Two INRs networks with a MLP architecture are optimized simultaneously.
- coarse/shallow INR : produce coarse segmentation \(\hat{o}^c\) and coarse features
- Uncertainty Guided Sampling (UGS): based on MC-dropout (Monte-Carlo dropout)
- dropout applied T times and gives T prediction results
- uncertainty for each pixel is the variance of the predictions
- points with the highest Top-K percentage are sampled = selected to be refined
- fine/deeper INR: using the coarse features as input, this network produces the fine segmentation probabilities \(\hat{o}^f\)
- Coarse and fine probabilities are combined to get the final segmentation map.
Training I-MedSAM
Loss:
- pixel-wise segmentation loss: \(L_{seg} = 0.5\times L_{ce}(o,\hat{o})+0.5\times L_{dice}(o,\hat{o})\)
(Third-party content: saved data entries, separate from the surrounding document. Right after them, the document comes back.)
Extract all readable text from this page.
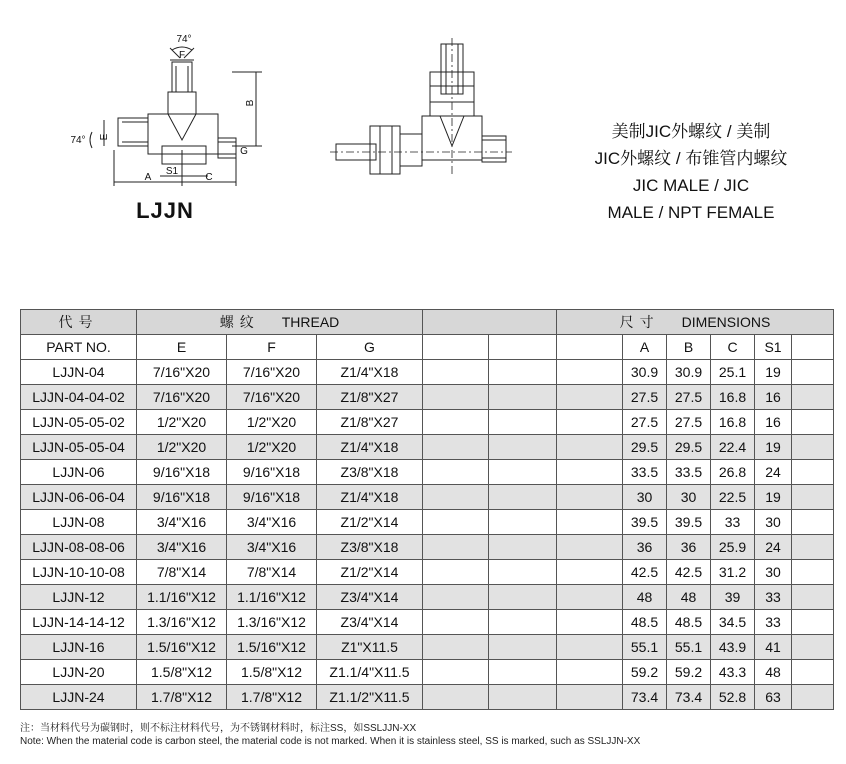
74°
F
74° E
B
G
A
S1
C
LJJN
美制JIC外螺纹 / 美制
JIC外螺纹 / 布锥管内螺纹
JIC MALE / JIC
MALE / NPT FEMALE
代号	螺纹 THREAD					尺寸 DIMENSIONS					
PART NO.	E	F	G				A	B	C	S1	
LJJN-04	7/16"X20	7/16"X20	Z1/4"X18				30.9	30.9	25.1	19	
LJJN-04-04-02	7/16"X20	7/16"X20	Z1/8"X27				27.5	27.5	16.8	16	
LJJN-05-05-02	1/2"X20	1/2"X20	Z1/8"X27				27.5	27.5	16.8	16	
LJJN-05-05-04	1/2"X20	1/2"X20	Z1/4"X18				29.5	29.5	22.4	19	
LJJN-06	9/16"X18	9/16"X18	Z3/8"X18				33.5	33.5	26.8	24	
LJJN-06-06-04	9/16"X18	9/16"X18	Z1/4"X18				30	30	22.5	19	
LJJN-08	3/4"X16	3/4"X16	Z1/2"X14				39.5	39.5	33	30	
LJJN-08-08-06	3/4"X16	3/4"X16	Z3/8"X18				36	36	25.9	24	
LJJN-10-10-08	7/8"X14	7/8"X14	Z1/2"X14				42.5	42.5	31.2	30	
LJJN-12	1.1/16"X12	1.1/16"X12	Z3/4"X14				48	48	39	33	
LJJN-14-14-12	1.3/16"X12	1.3/16"X12	Z3/4"X14				48.5	48.5	34.5	33	
LJJN-16	1.5/16"X12	1.5/16"X12	Z1"X11.5				55.1	55.1	43.9	41	
LJJN-20	1.5/8"X12	1.5/8"X12	Z1.1/4"X11.5				59.2	59.2	43.3	48	
LJJN-24	1.7/8"X12	1.7/8"X12	Z1.1/2"X11.5				73.4	73.4	52.8	63	
注：当材料代号为碳钢时，则不标注材料代号，为不锈钢材料时，标注SS，如SSLJJN-XX
Note: When the material code is carbon steel, the material code is not marked. When it is stainless steel, SS is marked, such as SSLJJN-XX
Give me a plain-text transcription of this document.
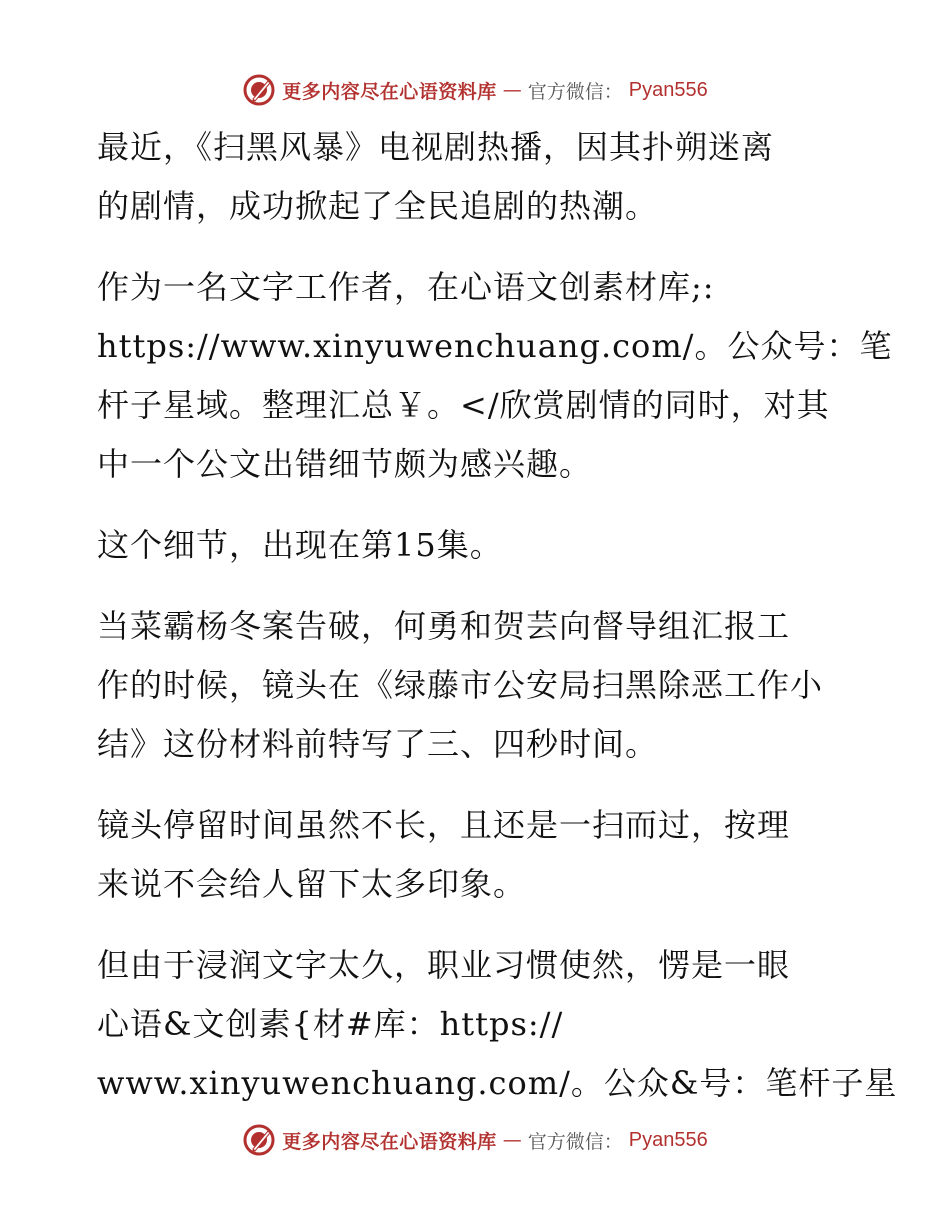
更多内容尽在心语资料库 — 官方微信： Pyan556

最近，《扫黑风暴》电视剧热播，因其扑朔迷离
的剧情，成功掀起了全民追剧的热潮。

作为一名文字工作者，在心语文创素材库;:
https://www.xinyuwenchuang.com/。公众号：笔
杆子星域。整理汇总￥。</欣赏剧情的同时，对其
中一个公文出错细节颇为感兴趣。

这个细节，出现在第15集。

当菜霸杨冬案告破，何勇和贺芸向督导组汇报工
作的时候，镜头在《绿藤市公安局扫黑除恶工作小
结》这份材料前特写了三、四秒时间。

镜头停留时间虽然不长，且还是一扫而过，按理
来说不会给人留下太多印象。

但由于浸润文字太久，职业习惯使然，愣是一眼
心语&文创素{材#库：https://
www.xinyuwenchuang.com/。公众&号：笔杆子星

更多内容尽在心语资料库 — 官方微信： Pyan556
- applied to supervise both coarse and fine segmentation maps
- during training, the weights for coarse supervision are slightly decreased until convergence
Datasets
Kvasir-Sessile
- 196 RGB images of small sessile polyps
- binary polyp segmentation
- Generalization capability evaluated on : CVC-ClinicDB (612 images from 31 colonoscopy sequences)
BCV
- 30 CT scans with annotations for 13 abdominal organs
- processed by slice
- Generalization capability evaluated on: AMOS (200 CT)
Results
Segmentation Comparison
Figure 3: Qualitative results for Kvasir-Sessile dataset.
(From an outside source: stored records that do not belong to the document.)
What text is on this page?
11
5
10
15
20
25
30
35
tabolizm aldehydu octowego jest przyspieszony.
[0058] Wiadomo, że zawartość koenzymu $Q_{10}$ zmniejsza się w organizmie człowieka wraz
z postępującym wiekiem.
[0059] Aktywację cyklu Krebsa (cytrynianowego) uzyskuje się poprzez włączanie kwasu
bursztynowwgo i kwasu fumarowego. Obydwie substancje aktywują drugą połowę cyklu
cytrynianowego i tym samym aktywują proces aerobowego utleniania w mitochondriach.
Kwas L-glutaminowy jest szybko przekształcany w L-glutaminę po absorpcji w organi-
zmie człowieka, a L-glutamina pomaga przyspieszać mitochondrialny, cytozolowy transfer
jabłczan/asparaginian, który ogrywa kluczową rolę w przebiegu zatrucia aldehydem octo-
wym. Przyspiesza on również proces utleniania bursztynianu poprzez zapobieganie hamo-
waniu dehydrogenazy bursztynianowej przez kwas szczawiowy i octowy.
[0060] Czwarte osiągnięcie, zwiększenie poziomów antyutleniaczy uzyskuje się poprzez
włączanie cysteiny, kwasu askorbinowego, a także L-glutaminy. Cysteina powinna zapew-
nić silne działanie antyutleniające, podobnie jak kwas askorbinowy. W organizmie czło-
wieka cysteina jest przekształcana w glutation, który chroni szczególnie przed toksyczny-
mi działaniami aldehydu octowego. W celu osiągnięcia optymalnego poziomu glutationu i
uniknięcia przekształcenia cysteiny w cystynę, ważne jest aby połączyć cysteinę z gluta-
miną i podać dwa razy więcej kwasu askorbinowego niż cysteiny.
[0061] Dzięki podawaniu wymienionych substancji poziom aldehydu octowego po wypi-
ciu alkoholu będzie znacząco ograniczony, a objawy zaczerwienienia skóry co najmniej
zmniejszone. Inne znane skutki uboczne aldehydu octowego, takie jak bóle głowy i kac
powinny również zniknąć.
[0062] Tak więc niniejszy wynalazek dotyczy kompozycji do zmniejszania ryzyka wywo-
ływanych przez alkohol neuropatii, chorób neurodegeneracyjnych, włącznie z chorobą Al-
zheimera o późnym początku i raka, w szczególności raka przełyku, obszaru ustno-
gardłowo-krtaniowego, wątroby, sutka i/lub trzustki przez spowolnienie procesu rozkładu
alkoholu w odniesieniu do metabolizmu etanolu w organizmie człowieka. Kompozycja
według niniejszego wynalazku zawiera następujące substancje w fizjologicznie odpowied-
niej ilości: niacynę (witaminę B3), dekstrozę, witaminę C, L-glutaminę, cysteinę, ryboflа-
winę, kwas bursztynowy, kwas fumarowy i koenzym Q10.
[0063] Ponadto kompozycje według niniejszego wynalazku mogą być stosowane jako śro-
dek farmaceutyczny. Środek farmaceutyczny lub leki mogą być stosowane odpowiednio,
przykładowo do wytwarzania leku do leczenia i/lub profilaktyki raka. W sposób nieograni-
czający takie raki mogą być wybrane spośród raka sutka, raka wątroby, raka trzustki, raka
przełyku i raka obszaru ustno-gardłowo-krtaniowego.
Figure 4: Qualitative results for BCV dataset.
Visually, I-MedSAM gives better segmentation boundaries.
Table 1: Overall segmentation results.
Results:
- Smaller KS dataset: notable improvements over implicit and discrete approaches
- BCV: I-MedSAM outperforms compared approaches but its improvements are less significant
Robustness under Data Shifts
Across resolutions
Trained and tested on different resolutions.
Table 2: Robustness across resolutions on Kvasir-Sessile dataset.
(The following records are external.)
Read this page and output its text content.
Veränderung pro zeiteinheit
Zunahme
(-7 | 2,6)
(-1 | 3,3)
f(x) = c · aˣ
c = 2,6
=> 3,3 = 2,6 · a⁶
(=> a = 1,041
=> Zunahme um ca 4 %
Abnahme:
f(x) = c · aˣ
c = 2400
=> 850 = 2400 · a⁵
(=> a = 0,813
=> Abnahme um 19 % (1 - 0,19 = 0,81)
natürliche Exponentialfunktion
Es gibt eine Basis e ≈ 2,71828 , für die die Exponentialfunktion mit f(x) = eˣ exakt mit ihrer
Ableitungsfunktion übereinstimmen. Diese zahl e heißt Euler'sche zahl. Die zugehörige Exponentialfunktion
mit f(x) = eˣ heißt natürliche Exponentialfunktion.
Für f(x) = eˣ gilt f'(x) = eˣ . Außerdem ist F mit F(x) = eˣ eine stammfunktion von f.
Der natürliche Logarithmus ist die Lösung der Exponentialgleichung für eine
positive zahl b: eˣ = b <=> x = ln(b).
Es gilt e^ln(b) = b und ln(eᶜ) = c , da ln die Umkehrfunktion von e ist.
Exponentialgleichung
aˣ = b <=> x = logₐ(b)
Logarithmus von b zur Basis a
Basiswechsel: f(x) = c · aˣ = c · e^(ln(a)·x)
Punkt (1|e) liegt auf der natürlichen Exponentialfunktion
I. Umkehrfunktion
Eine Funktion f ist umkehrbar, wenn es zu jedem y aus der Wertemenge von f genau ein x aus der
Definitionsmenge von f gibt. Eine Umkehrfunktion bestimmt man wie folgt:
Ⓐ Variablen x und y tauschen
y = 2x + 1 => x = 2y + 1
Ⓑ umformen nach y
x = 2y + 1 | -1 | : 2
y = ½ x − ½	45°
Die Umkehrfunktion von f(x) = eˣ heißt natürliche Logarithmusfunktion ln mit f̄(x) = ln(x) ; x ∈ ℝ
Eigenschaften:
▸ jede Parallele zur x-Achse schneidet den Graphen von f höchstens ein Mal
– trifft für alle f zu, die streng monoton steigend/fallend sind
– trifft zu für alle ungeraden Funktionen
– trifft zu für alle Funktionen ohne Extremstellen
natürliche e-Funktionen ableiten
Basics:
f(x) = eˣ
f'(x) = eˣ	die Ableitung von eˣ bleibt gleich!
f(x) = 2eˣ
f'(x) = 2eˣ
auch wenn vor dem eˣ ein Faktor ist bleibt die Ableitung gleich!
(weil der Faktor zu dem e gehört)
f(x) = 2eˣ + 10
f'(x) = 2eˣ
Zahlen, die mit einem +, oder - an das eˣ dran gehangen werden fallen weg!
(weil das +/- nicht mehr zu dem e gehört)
Results: implicit methods are more spatially flexible than discrete methods.
Across datasets
Polyp segmentation | Organ segmentation |
---|---|
Results: I-MedSAM outperforms the best discrete methods.
Ablation study
Table 3: LoRA ranks.
Table 4: Frequency Adapter: \(FA_{amp}\) uses amplitude and \(FA_{pha}\) uses phase
Table 5: Uncertainty Guided Sampling
Using more points does not increase the dice results and requires more memory usage.
Conclusion
- With I-MedSAM, SAM with FA helps to learn better segmentation boundaries.
- Improvement of the method could be to develop an adapter to process different modalities.